The CABG Patch trial is investigating a strategy of primary prevention using the implantable cardioverter-defibrillator. Patients having coronary bypass surgery who are at increased risk for cardiac arrest because of a low ejection fraction (<0.35) and an abnormal signal-averaged electrocardiogram are randomly assigned to placement or no placement of an implantable cardioverter-defibrillator at the time of their operation. This study is especially interesting in that it is a truly placebo-controlled trial of the prevention of cardiac arrest by placement of an implantable cardioverter-defibrillator. Of particular importance is that both perioperative mortality and revascularization are controlled for because all patients receive a thoracotomy and coronary bypass.

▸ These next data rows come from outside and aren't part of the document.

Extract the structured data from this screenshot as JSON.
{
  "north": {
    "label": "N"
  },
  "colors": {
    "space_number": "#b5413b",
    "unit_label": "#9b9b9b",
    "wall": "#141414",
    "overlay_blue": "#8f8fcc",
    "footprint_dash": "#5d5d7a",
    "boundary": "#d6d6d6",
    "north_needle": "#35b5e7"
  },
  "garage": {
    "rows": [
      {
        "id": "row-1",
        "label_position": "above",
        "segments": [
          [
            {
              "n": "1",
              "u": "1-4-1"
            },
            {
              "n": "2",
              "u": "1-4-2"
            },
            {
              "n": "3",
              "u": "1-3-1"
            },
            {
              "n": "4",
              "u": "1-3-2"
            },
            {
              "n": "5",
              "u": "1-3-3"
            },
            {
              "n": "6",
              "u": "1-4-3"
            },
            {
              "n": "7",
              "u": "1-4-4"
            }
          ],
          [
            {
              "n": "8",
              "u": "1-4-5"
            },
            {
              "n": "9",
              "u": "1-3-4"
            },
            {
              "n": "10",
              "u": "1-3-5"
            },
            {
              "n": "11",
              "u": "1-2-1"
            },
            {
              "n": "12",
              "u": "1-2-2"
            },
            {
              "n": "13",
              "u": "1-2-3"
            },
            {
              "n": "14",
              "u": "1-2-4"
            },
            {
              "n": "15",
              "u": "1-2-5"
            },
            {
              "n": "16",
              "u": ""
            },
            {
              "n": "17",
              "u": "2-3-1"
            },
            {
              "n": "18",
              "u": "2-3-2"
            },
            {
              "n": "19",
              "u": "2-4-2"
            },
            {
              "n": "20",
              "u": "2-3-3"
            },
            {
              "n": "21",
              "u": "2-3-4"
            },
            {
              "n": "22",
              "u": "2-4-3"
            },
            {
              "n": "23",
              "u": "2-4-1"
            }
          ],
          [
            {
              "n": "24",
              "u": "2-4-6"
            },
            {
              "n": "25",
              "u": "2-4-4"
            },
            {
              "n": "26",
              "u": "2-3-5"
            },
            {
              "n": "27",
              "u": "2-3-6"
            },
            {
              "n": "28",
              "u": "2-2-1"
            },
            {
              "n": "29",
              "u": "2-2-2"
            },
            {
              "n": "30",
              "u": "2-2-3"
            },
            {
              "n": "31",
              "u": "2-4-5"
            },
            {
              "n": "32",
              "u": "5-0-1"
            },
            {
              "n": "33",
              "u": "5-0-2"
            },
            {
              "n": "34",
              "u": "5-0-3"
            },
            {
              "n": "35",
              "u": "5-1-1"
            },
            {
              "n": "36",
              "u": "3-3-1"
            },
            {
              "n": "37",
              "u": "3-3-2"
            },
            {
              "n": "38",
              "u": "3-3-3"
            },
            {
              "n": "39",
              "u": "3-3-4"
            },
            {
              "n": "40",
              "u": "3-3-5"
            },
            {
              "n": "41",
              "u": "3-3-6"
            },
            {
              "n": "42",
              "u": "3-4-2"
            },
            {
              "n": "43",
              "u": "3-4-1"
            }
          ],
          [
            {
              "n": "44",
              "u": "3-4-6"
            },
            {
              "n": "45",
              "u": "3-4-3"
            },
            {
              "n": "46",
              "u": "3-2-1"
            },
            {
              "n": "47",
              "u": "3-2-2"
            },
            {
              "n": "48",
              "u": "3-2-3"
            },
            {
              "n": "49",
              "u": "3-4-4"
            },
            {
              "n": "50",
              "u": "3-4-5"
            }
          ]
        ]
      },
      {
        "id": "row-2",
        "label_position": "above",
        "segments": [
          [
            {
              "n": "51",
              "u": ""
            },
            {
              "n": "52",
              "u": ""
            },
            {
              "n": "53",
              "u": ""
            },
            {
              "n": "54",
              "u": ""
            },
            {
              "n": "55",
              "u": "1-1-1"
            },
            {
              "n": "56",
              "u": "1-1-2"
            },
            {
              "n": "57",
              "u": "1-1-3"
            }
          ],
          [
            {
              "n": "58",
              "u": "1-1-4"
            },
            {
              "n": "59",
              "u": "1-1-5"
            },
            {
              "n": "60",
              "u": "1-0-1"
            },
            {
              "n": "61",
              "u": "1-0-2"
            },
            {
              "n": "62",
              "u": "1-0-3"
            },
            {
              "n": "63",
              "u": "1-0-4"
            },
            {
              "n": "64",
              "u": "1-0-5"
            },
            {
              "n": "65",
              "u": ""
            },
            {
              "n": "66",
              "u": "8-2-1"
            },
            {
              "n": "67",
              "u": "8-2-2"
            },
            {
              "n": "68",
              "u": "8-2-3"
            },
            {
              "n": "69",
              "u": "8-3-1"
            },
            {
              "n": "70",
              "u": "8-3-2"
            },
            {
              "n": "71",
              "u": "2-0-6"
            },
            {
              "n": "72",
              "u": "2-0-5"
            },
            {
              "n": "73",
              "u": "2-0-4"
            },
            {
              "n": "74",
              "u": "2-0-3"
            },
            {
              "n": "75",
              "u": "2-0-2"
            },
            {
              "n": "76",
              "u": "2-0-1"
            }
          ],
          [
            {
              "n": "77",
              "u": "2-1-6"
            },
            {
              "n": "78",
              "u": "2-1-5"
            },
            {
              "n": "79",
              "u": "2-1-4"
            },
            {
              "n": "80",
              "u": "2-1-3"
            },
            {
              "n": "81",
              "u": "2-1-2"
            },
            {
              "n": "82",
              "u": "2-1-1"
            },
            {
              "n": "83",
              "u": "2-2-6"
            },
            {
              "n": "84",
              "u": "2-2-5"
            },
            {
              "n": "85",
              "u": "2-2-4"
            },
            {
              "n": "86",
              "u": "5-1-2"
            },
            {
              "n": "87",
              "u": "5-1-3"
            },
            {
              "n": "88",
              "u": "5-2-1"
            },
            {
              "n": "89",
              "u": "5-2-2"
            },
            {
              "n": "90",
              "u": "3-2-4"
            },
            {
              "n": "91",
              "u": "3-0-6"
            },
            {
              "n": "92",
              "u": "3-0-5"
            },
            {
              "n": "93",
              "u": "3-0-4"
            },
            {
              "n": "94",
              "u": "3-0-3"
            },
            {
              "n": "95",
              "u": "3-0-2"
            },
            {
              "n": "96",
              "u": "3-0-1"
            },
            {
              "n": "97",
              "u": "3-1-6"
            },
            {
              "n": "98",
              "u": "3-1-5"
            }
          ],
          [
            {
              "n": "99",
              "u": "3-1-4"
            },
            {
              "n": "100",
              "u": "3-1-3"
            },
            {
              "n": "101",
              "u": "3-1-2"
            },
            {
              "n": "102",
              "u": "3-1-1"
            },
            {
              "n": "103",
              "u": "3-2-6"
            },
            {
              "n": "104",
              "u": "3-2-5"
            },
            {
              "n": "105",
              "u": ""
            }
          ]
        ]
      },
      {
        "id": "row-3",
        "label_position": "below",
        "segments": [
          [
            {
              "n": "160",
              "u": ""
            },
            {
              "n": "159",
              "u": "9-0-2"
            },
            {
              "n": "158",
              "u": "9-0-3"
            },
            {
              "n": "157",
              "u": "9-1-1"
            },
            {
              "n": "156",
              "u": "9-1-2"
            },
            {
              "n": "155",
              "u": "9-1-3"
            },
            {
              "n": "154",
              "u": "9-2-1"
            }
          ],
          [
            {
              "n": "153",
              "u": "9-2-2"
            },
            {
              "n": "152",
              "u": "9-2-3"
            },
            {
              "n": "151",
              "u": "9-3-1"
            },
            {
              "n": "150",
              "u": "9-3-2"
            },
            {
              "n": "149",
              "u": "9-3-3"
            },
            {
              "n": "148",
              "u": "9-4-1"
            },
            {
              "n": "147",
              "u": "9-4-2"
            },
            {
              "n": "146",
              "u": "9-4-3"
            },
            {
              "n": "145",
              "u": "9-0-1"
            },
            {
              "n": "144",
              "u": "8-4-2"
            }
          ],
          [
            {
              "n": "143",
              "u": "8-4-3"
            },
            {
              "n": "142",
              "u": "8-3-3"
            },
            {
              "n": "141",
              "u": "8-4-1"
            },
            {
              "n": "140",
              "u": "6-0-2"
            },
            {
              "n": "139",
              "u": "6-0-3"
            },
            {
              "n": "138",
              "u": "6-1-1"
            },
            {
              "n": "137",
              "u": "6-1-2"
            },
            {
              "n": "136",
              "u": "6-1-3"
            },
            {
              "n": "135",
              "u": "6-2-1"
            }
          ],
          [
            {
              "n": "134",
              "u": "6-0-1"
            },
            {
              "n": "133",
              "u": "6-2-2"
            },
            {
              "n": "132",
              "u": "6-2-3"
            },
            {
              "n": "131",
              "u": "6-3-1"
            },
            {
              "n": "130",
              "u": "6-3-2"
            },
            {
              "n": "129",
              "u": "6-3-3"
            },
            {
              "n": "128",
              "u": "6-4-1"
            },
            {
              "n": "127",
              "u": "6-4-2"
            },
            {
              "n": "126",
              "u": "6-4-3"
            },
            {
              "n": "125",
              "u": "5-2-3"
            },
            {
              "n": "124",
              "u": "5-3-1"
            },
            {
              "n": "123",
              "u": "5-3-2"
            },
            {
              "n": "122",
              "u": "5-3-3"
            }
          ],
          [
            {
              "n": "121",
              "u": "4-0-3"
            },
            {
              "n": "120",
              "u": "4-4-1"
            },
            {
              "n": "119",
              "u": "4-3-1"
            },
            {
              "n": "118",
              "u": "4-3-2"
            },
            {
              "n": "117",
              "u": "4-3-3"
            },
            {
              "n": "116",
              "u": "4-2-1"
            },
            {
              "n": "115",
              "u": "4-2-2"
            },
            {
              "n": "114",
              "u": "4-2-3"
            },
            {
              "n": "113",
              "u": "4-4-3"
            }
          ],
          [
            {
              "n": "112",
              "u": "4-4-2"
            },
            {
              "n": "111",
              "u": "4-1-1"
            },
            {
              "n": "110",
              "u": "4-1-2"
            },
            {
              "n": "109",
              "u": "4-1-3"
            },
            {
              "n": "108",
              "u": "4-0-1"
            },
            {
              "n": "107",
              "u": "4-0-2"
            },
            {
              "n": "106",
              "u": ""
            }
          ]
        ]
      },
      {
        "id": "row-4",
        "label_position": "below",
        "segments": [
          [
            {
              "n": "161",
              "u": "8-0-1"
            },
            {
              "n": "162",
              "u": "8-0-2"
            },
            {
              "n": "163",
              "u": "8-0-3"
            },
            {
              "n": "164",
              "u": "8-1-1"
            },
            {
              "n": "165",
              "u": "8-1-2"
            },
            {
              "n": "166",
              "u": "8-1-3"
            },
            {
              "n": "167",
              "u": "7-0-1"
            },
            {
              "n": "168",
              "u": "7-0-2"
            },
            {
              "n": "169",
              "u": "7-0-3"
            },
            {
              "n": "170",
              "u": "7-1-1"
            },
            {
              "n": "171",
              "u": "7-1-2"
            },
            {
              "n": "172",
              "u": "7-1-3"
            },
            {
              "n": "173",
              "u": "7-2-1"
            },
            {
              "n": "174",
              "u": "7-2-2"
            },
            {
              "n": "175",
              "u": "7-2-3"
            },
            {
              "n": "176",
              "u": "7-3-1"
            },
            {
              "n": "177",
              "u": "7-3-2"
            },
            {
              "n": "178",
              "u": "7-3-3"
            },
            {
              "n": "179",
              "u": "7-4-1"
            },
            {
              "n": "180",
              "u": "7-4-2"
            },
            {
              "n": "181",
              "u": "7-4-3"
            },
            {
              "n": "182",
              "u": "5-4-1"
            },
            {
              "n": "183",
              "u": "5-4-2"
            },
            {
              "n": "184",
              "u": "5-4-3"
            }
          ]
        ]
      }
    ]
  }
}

The Multicenter Automatic Implantable Defibrillator Trial is another primary prevention study of patients at high risk for cardiac arrest. Inclusion criteria are the presence of a previous Q-wave myocardial infarction, nonsustained ventricular tachycardia, an ejection fraction of less than 0.35, and sustained ventricular tachycardia inducible by programmed stimulation (when the inducibility cannot be suppressed by procainamide). Patients are randomly assigned to defibrillator placement or to conventional pharmacologic therapy. The primary end point is total mortality.
Whereas the implantable cardioverter-defibrillator holds great promise for preventing total mortality, its effect will be mitigated to some degree by progression of the underlying disease, occasional failure of the device to revert lethal arrhythmias, and that not all sudden death results from ventricular tachyarrhythmias. The study of primary prevention of cardiac arrest is still in its initial phase. Research should now be directed toward more effective, cost-efficient identification of at-risk patients in the total population. Research on safer and more effective antiarrhythmic drugs is also important as is the continuing improvement in safety and effectiveness of the implantable cardioverter-defibrillator. Clinical trials to define optimal screening and treatment strategies will continue to be central to the overall effort. The success of these studies depends on the referral of high-risk patients from practicing internists.